Data#

Data Types#

SKDH uses the following standardization of input data:

Name

Parameter Name

Description

Time

time

Time in seconds since 1970-01-01. These timestamps can either be naive or passed along-side time-zone information (see below).

Acceleration

accel

Acceleration normalized to gravity. Signal magnitude values at rest should be ~1.0

Angular Velocity

gyro

Angular velocity in radians per second.

Sampling Frequency

fs

Sampling frequency, in samples per second.

Time specification#

Time information can be specified in two ways:

  • naive/local timestamps: these timestamps have no timezone information associated with them. They are converted directly to datetimes (i.e. human readable) without any conversion. This will likely mean that if the recording duration crosses a time change (e.g. Daylight Savings Time) timestamps following the change will be shifted/offset by an hour.

  • aware timestamps: these timestamps are “proper” UTC timestamps (seconds since 1970-01-01 UTC), but the time-zone name is also passed to any of the SKDH methods process (or SKDH pipeline run method) to provide the necessary information to convert these to local time.

IO methods usually produce naive/local timestamps if no timezone information (tz_name) is provided, as this information is not usually available from the files themselves. However, all IO methods should accept the tz_name parameter which allows the user to specify the timezone of the data, and convert the timestamps to aware timestamps.

Methods which produce final results/endpoints (e.g. GaitLumbar, Sleep, etc) will also accept the tz_name parameter. When passing tz_name to these (or any) methods, SKDH will assume that the timestamps passed in via time are UTC, and must be converted to the local time using the provided tz_name.

Data Flow#

Data flow in SKDH pipelines is such that any parameters passed in are either used, potentially modified (e.g. accel in the CalibrateAccelerometer process), and then passed along to following processes, or simply passed along unused.

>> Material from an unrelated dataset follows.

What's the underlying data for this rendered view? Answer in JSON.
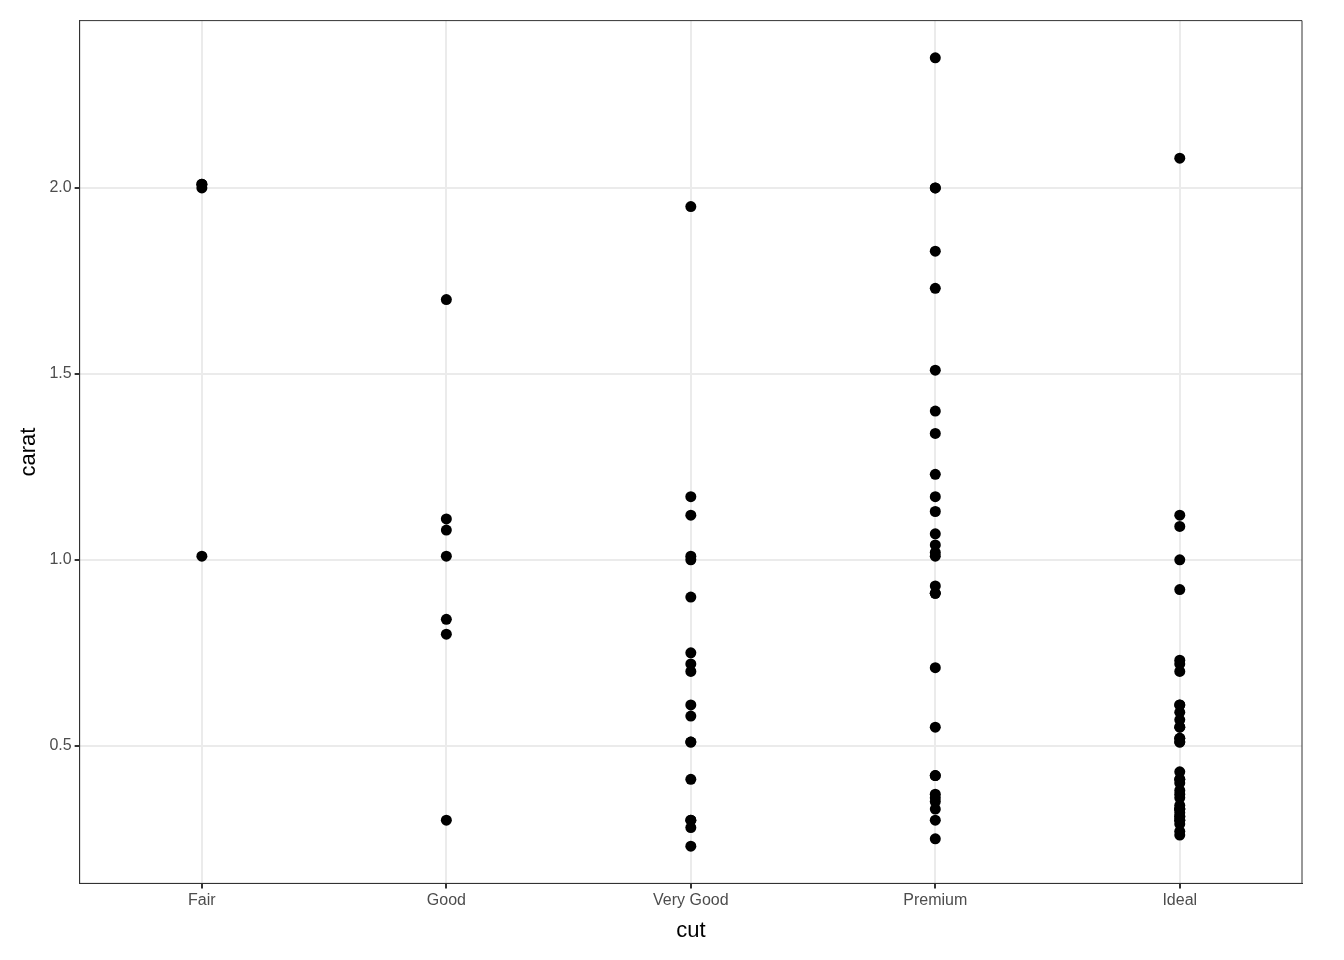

This means that if you setup a pipeline, any additional parameters passed to the Pipeline.run method will be passed down to all processes in the pipeline.

For example, this is what allows a height value to be passed through a pipeline all the way to the GaitLumbar process where it is required to compute spatial gait metrics:

import skdh

pipeline = skdh.Pipeline()
pipeline.add(skdh.io.ReadCSV())
pipeline.add(skdh.preprocessing.CalibrateAccelerometer())
pipeline.add(skdh.gait.GaitLumbar())

pipeline.run(file='data.csv', height=1.8)  # height is passed all the way to GaitLumbar

This also means that if your data contains UTC timestamps (e.g. ActiGraph CSV files), passing the local timezone name will follow through the entire pipeline and make sure that the end results are in local time.